Dürrenmatt hayatı boyunca epistemoloji ve doğa bilimlerinin etik sorunları ile uğraştı . Okuldan beri fizik ve matematiğe özel bir düşkünlüğü vardı . Ancak, bu konularda "şaşırtıcı" olduğunu itiraf etti ve şöyle dedi: "Matematiksel veya fizik kitapları okurum, ancak içeriklerini yalnızca tahmin edebilirim." Dürrenmatt , Konrad Bleuler de dahil olmak üzere nükleer fizikçilerle kişisel temasını sürdürdü . Herbert Georg Beutler'in karakteri. Fizikçinin eylem yeri, Dürrenmatt'ın memleketi Neuchâtel yakınlarındaki Préfargier psikiyatri kliniği hakkındaki bilgisine ve Lozan yakınlarındaki kuzeninin kocası tarafından işletilen başka bir kliniğe kişisel ziyaretine kadar uzanıyor .

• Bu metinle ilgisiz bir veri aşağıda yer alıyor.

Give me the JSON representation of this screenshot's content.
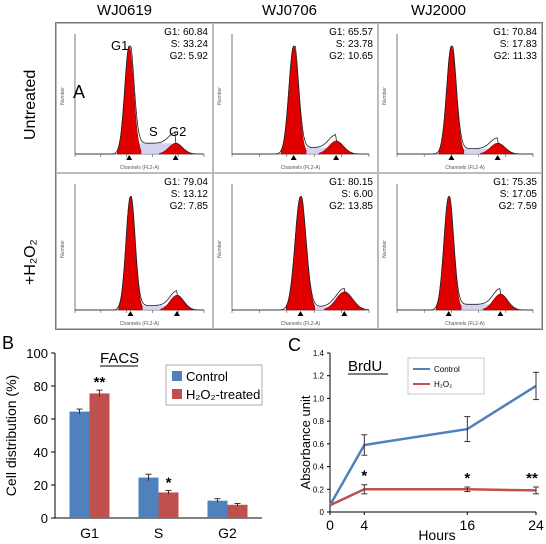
{
  "panel_a": {
    "letter": "A",
    "columns": [
      "WJ0619",
      "WJ0706",
      "WJ2000"
    ],
    "rows": [
      "Untreated",
      "+H₂O₂"
    ],
    "peak_labels": {
      "g1": "G1",
      "s": "S",
      "g2": "G2"
    },
    "axis_label_x": "Channels (FL2-A)",
    "axis_label_y": "Number",
    "histograms": [
      {
        "line": "WJ0619",
        "condition": "Untreated",
        "g1_label": "G1:",
        "g1": "60.84",
        "s_label": "S:",
        "s": "33.24",
        "g2_label": "G2:",
        "g2": "5.92"
      },
      {
        "line": "WJ0706",
        "condition": "Untreated",
        "g1_label": "G1:",
        "g1": "65.57",
        "s_label": "S:",
        "s": "23.78",
        "g2_label": "G2:",
        "g2": "10.65"
      },
      {
        "line": "WJ2000",
        "condition": "Untreated",
        "g1_label": "G1:",
        "g1": "70.84",
        "s_label": "S:",
        "s": "17.83",
        "g2_label": "G2:",
        "g2": "11.33"
      },
      {
        "line": "WJ0619",
        "condition": "+H2O2",
        "g1_label": "G1:",
        "g1": "79.04",
        "s_label": "S:",
        "s": "13.12",
        "g2_label": "G2:",
        "g2": "7.85"
      },
      {
        "line": "WJ0706",
        "condition": "+H2O2",
        "g1_label": "G1:",
        "g1": "80.15",
        "s_label": "S:",
        "s": "6.00",
        "g2_label": "G2:",
        "g2": "13.85"
      },
      {
        "line": "WJ2000",
        "condition": "+H2O2",
        "g1_label": "G1:",
        "g1": "75.35",
        "s_label": "S:",
        "s": "17.05",
        "g2_label": "G2:",
        "g2": "7.59"
      }
    ]
  },
  "chart_data": [
    {
      "type": "bar",
      "panel": "B",
      "title": "FACS",
      "ylabel": "Cell distribution (%)",
      "xlabel": "",
      "categories": [
        "G1",
        "S",
        "G2"
      ],
      "ylim": [
        0,
        100
      ],
      "yticks": [
        0,
        20,
        40,
        60,
        80,
        100
      ],
      "series": [
        {
          "name": "Control",
          "color": "#4F81BD",
          "values": [
            64.5,
            24.5,
            10.5
          ],
          "errors": [
            1.5,
            2.0,
            1.2
          ]
        },
        {
          "name": "H₂O₂-treated",
          "color": "#C0504D",
          "values": [
            75.5,
            15.5,
            8.0
          ],
          "errors": [
            2.0,
            1.2,
            0.8
          ]
        }
      ],
      "significance": [
        {
          "category": "G1",
          "label": "**"
        },
        {
          "category": "S",
          "label": "*"
        }
      ],
      "legend": "top-right",
      "grid": false
    },
    {
      "type": "line",
      "panel": "C",
      "title": "BrdU",
      "xlabel": "Hours",
      "ylabel": "Absorbance unit",
      "x": [
        0,
        4,
        16,
        24
      ],
      "x_tick_labels": [
        "0",
        "4",
        "16",
        "24"
      ],
      "ylim": [
        0,
        1.4
      ],
      "yticks": [
        "0",
        "0.2",
        "0.4",
        "0.6",
        "0.8",
        "1.0",
        "1.2",
        "1.4"
      ],
      "series": [
        {
          "name": "Control",
          "color": "#4F81BD",
          "values": [
            0.06,
            0.59,
            0.73,
            1.11
          ],
          "errors": [
            0,
            0.09,
            0.11,
            0.12
          ]
        },
        {
          "name": "H₂O₂",
          "color": "#C0504D",
          "values": [
            0.06,
            0.2,
            0.2,
            0.19
          ],
          "errors": [
            0,
            0.04,
            0.02,
            0.03
          ]
        }
      ],
      "significance": [
        {
          "x": 4,
          "label": "*"
        },
        {
          "x": 16,
          "label": "*"
        },
        {
          "x": 24,
          "label": "**"
        }
      ],
      "legend": "top-left",
      "grid": false
    }
  ],
  "panel_b": {
    "letter": "B"
  },
  "panel_c": {
    "letter": "C"
  }
}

Kurum başkanının aslen erkek olan rolünün neden kadın olarak değiştirildiği ve Dürrenmatt'ın hayran olduğu ve oyunun kendisine ithaf edildiği oyuncu Therese Giehse'nin hangi rolü oynadığı sorusuna yazar çeşitli cevaplar verdi. O rapor Jürg Ramspeck : “Ben gerçekten de kaz birkaç gösterdim mi fizikçinin tasarımını kaz o deli doktorculuk oynamak istediğini söyledi bunun üzerine. Ancak Urs Jenny ile yaptığı bir röportajda şunları vurguladı: “Aslında, Therese Giehse uğruna psikiyatristi fizikçilerde bir doktora çevireceğime dair güzel anekdot bile doğru değil . Değişiklik, belirleyici bir karşıtlık, uzun zamandır aradığım bir gerilim verdi. ” Fritz J. Raddatz ile yaptığı röportajda şöyle devam etti:“ Önce bir psikiyatrist tasarlamıştım. Sonra, üç fizikçinin katı mantığa dayalı dünyasının ancak deli bir kadınla yüzleşebileceğini anladım. Kendi evrenini yaratan çılgın bir tanrı gibi”.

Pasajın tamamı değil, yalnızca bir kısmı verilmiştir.